The theology of progress forces us to act before we are ready. We speak before we know what to say. We respond before we feel the truth of what we know.  In the process, we inadvertently create suffering, heaping imprecision upon inaccuracy, until we are all buried und a mountain of misperception.  But Sabbath says, Be still. Stop.  There is no rush to get to the end, because we are never finished.  Take time to rest, and eat, and drink, and be refreshed.  And in the gentle rhythm of that refreshment, listen to the sound the heart makes as it speaks the quiet truth of what is needed. (p.85)

Lord Jesus, teach me to listen.

Jesus’ Prayer as Gift

This Sunday the Gospel reading is from John 17, Jesus’ great prayer for his followers.  After finishing his last meal with his disciple, Jeus looks up to heaven and talks to his Father about keeping his disciples safe.

I am asking on their behalf; I am not asking on behalf of the world, but on behalf of those whom you gave to me, because they are yours.  All mine are yours, and yours are mine; and I have been glorified in them. (John 17:9-10)
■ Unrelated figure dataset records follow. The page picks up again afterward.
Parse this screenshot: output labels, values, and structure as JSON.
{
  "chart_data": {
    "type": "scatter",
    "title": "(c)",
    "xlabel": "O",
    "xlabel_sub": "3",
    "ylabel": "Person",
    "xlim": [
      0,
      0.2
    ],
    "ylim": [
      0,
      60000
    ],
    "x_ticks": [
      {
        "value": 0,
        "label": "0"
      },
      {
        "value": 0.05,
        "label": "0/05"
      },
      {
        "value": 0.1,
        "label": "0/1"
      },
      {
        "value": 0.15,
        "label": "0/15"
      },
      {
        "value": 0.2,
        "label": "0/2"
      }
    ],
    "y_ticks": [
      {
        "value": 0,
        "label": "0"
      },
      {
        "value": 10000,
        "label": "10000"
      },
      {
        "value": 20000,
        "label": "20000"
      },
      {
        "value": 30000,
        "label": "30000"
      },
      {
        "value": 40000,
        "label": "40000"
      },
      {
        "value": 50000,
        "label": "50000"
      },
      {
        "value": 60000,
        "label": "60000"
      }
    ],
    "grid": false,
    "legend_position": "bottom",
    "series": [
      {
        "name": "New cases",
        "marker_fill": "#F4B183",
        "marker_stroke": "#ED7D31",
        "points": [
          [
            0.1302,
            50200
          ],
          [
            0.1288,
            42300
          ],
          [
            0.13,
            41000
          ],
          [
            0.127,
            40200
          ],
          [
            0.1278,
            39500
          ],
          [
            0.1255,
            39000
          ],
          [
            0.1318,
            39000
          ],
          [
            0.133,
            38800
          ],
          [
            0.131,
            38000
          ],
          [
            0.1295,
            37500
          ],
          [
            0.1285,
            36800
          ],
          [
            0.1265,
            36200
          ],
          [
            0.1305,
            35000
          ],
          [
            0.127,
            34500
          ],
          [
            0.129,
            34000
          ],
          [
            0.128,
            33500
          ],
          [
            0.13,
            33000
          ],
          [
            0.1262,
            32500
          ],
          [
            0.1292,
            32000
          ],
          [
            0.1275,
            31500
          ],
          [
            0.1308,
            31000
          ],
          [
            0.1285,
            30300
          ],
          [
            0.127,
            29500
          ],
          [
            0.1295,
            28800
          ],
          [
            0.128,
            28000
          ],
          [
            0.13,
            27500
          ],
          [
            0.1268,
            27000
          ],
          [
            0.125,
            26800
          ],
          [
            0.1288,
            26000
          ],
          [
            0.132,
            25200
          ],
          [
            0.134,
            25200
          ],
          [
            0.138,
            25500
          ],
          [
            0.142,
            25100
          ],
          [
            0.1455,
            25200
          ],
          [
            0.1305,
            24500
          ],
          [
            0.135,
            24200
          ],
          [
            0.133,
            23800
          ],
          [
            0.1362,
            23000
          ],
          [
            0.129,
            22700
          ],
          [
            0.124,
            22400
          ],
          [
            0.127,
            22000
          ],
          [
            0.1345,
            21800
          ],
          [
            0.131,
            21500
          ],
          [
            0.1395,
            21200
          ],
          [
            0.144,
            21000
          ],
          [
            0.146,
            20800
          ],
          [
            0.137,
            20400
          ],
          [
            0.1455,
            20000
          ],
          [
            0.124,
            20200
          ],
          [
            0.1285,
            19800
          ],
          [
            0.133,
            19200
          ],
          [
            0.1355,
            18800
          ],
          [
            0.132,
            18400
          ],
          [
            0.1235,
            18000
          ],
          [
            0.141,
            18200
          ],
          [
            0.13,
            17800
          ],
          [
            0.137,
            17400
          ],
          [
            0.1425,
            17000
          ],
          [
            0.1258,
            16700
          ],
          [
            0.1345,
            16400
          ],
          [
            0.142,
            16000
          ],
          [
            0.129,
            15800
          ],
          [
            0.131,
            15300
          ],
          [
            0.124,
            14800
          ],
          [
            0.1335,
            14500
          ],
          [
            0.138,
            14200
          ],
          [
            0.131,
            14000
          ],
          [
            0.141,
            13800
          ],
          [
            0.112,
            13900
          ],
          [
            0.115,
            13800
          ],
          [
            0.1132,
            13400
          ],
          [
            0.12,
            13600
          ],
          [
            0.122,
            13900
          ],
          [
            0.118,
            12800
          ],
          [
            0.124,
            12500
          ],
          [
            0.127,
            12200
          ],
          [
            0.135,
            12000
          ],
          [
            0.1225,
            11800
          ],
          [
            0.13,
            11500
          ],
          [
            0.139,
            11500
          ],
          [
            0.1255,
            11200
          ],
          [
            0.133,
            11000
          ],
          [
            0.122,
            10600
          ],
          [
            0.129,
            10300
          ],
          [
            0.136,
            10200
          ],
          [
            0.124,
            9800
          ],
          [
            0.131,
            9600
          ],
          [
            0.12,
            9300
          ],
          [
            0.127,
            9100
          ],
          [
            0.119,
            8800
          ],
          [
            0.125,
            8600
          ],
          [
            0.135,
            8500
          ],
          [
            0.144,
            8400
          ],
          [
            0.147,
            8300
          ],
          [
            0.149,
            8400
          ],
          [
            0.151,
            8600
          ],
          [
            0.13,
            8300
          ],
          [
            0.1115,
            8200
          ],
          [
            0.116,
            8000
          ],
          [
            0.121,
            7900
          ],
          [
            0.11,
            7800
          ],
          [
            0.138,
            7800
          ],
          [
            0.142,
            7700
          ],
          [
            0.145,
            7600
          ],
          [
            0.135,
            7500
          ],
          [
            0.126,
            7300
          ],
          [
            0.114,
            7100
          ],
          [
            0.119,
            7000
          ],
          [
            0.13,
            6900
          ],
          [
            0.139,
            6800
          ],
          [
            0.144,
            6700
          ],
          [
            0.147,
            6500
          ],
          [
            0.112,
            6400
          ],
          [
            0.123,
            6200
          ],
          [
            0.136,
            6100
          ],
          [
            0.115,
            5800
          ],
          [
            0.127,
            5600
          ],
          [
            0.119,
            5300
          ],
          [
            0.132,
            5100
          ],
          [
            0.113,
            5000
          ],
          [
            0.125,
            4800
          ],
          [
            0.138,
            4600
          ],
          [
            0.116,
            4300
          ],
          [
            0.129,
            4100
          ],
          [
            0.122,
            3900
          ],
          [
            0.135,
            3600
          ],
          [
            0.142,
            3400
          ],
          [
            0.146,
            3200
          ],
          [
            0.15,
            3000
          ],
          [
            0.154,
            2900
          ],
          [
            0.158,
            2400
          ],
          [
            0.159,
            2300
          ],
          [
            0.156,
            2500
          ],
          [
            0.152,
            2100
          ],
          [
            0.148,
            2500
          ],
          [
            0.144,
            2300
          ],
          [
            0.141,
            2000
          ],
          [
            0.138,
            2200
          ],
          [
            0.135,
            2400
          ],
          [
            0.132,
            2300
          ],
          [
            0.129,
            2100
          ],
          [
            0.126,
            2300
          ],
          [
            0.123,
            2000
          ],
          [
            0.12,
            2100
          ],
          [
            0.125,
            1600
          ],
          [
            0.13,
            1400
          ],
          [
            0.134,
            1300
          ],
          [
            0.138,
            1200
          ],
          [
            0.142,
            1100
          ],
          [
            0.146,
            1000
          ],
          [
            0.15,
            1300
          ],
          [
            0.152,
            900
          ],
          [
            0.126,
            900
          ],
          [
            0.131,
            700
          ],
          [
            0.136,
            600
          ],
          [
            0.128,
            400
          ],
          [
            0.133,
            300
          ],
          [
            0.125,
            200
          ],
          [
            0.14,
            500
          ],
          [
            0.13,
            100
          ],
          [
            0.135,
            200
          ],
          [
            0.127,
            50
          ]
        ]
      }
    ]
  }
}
We belong to God and to Jesus, we are woven into the fabric of the Trinity.  Jesus not only prays for us, he models how we can enter into deeper relationship with God through prayer.  Our prayer relationship is a gift from God that we sometimes try to push or pull our way.

Henri Nouwen has written many things on prayer that I find helpful.  The following quote is from his Genesee Diary when he spent six months living at a monastary in 1975.
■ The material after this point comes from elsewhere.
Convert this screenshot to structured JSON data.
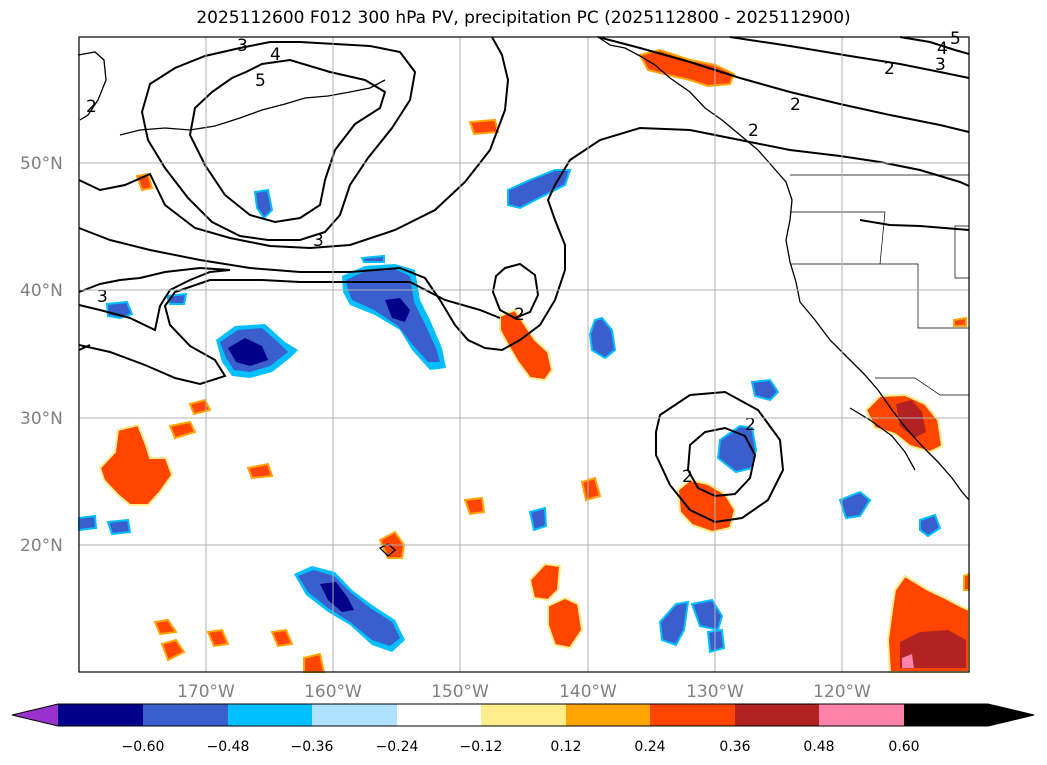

I wonder if depression in the spiritual life does not mean that we have forgotten that prayer is grace.  The deep realization that all the fruits of the spiritual life are gifts of God should make us smile and liberate us from any deadly seriousness. We can close our eyes as tightly as we can and clasp our hands as tightly as firmly as possible, but God speaks only when he wants to speak. When we realize this our pressing, pushing and pulling become quite amusing.  Sometimes we act like a child that closes his eyes and thinks  that he can make the world go away.

After having done everything t0 make some space for God, it is still God who comes on his own initiative.  But we have a promise upon which to base our hope: The promise of his love.  So our life can rightly be waiting in expectation, but waiting patiently and with a smile.  Then indeed, we shall be really surprised and full of joy and gratitude when he comes.  (The Genesee Diary, p. 129)

Who has been a model of prayer for you and what have you learned from them?

Lord Jesus, like your disciples, teach us to pray.